Vizepräsidentin Dr. Manuela Schmidt:

Gestatten Sie eine Zwischenfrage des fraktionslosen Abgeordneten Wild?

Katina Schubert (LINKE):

Nein! – Die Männer sollen sich nicht einbilden, es sei damit getan, Blümchen zu verschenken und zu beteuern, dass sie auch mal das Frühstück machen. Nein! Dieser Tag gehört den Frauen. Männer, nutzt den Tag, um ihnen den Rücken freizuhalten!

Genauso wichtig ist es uns, dass der 8. Mai 2020, der 75. Jahrestag der Befreiung vom Hitlerfaschismus, Feiertag in Berlin wird. Hier begann die Barbarei der Nazis, der Völkermord an den Jüdinnen und Juden, den Roma und Sinti, die Versklavung von Hunderttausenden von Osteuropäerinnen und Osteuropäern, die Verfolgung von Sozialistinnen und Sozialisten, Kommunistinnen und Kommunisten, Christinnen und Christen, die Euthanasie an kranken Menschen. Hier wurde der 2. Weltkrieg beschlossen und begonnen. Gerade in den heutigen Zeiten, in denen Antisemitismus, Rassismus, Antiziganismus wieder salonfähig zu sein scheinen, in denen Rechtspopulisten versuchen, die öffentliche Meinung zu beherrschen, in denen geflüchtete Menschen mehr als Bedrohung denn als Schutzsuchende gesehen und diffamiert werden, gerade jetzt ist das Zeichen wichtig, dass wir, Berlin, die Hauptstadt dieses Landes den Alliierten von damals dankbar sind für die Befreiung, und dass wir alles dafür tun werden, dass sich das Grauen der Nazis nie wiederholt, nicht im damaligen und nicht in neuem Gewand, dass Berlin für Frieden, für Solidarität, für Weltoffenheit und Toleranz steht.

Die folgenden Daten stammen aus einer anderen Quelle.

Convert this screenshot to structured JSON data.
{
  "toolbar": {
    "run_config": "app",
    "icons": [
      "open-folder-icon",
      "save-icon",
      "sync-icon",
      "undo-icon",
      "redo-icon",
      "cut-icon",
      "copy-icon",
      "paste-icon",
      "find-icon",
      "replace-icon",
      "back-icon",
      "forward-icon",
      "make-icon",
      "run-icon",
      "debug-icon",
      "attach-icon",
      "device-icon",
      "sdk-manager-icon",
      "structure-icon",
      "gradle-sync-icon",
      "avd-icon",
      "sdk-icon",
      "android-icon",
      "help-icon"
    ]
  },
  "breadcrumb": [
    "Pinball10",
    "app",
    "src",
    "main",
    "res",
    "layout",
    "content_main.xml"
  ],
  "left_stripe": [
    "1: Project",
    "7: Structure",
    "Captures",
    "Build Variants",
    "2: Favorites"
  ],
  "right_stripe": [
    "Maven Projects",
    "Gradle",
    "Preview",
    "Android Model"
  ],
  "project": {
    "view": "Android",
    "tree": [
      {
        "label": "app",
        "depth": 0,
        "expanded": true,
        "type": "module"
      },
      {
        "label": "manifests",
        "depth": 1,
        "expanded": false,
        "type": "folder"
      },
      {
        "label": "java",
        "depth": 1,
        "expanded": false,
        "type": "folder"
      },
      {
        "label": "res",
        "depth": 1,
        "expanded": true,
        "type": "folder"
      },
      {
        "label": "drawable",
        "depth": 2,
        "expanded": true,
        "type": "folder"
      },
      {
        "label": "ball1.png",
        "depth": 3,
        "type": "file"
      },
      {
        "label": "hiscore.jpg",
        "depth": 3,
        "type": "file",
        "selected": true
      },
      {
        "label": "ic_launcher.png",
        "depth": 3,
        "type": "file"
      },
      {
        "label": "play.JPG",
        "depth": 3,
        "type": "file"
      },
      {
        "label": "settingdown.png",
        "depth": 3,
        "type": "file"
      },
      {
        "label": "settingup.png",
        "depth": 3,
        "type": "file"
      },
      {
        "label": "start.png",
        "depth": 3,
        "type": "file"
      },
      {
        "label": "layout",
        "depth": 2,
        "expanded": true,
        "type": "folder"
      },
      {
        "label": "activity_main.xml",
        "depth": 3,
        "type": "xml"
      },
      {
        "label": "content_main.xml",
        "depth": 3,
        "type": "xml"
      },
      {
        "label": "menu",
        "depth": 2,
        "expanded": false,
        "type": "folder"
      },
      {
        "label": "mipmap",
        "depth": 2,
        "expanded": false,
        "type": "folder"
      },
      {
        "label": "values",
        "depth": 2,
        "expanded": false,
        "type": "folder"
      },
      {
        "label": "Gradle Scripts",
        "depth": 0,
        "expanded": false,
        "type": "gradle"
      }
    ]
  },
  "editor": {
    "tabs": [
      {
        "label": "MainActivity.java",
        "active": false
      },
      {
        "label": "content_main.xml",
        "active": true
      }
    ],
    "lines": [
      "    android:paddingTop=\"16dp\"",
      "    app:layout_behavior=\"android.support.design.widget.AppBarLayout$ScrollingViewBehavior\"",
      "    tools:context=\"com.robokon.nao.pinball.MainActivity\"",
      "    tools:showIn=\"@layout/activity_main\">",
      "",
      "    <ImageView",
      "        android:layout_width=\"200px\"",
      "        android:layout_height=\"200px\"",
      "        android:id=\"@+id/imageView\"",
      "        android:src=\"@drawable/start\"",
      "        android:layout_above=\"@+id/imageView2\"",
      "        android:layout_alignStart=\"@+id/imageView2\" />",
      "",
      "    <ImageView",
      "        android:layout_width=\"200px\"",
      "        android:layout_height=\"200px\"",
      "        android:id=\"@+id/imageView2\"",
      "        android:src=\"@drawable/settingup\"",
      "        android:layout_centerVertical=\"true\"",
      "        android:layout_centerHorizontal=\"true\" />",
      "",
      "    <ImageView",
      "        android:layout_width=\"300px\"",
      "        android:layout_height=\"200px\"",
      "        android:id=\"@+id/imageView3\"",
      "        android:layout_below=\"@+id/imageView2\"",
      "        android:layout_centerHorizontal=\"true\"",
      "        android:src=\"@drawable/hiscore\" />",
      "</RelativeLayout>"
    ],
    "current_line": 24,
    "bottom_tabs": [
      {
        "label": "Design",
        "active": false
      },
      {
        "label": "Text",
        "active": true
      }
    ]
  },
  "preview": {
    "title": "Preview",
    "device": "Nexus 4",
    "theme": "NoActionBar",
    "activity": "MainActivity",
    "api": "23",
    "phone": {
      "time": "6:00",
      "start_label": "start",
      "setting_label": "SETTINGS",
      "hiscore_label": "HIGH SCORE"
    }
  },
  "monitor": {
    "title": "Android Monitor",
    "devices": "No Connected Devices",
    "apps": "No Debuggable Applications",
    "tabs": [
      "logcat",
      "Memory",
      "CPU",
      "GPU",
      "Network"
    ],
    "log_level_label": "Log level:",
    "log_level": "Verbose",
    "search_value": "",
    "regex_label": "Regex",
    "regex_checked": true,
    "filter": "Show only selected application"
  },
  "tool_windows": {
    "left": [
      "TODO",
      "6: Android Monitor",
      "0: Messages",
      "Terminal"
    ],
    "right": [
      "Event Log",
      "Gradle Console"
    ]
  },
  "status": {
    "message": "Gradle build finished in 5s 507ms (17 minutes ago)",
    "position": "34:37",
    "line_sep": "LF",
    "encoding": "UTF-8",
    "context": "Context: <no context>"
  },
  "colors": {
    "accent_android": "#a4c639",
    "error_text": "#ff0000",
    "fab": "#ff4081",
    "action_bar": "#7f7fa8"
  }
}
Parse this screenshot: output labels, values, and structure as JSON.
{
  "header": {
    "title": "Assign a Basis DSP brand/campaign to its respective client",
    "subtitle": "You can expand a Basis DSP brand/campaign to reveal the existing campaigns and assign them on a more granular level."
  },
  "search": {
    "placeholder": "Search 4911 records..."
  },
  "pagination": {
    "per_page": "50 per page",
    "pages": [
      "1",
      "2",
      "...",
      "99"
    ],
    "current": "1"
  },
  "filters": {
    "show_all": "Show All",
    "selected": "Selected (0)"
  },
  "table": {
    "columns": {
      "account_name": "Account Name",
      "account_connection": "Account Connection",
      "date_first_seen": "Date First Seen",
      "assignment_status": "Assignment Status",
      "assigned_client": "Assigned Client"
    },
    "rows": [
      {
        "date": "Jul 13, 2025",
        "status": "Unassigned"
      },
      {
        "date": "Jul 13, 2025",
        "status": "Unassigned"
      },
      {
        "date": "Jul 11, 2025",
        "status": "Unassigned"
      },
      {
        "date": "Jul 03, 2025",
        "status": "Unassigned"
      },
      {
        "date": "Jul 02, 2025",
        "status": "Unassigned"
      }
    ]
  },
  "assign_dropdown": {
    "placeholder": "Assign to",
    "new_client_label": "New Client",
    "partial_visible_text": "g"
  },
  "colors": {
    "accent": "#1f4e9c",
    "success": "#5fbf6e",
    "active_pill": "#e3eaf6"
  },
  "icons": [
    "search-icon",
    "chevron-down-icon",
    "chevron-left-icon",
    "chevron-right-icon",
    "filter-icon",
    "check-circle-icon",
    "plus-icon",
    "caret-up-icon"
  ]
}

Ich war ziemlich jung, als der 40. Jahrestag des Tags der Befreiung begangen wurde. Damals war in Westdeutschland noch umstritten, ob der 8. Mai eigentlich ein Tag der Befreiung war.  Und damit hat der Bundespräsident Richard von Weizsäcker kluge Sätze gesagt; ich hätte nie gedacht, dass ich mal einen CDU-ler zitiere – mit ihrem Einverständnis. Er hat gesagt:

Hitler hat stets damit gearbeitet, Vorurteile, Feindschaften und Hass zu schüren. Die Bitte an die jungen Menschen lautet: Lassen Sie sich nicht hineintreiben in Feindschaft und Hass gegen andere Menschen, gegen Russen oder Amerikaner, gegen Juden oder gegen Türken, gegen Alternative oder gegen Konservative, gegen Schwarz oder gegen Weiß. Lernen Sie, miteinander zu leben, nicht gegeneinander! Lassen Sie uns auch als demokratisch gewählte Politiker dies immer wieder beherzigen und ein Beispiel geben!

Ehren wir die Freiheit! Arbeiten wir für den Frieden! Halten wir uns an das Recht! Dienen wir unseren inneren Maßstäben der Gerechtigkeit! Schauen wir am heutigen 8. Mai so gut wir es können der Wahrheit ins Auge!

Ein Konservativer – er hat recht! – Danke!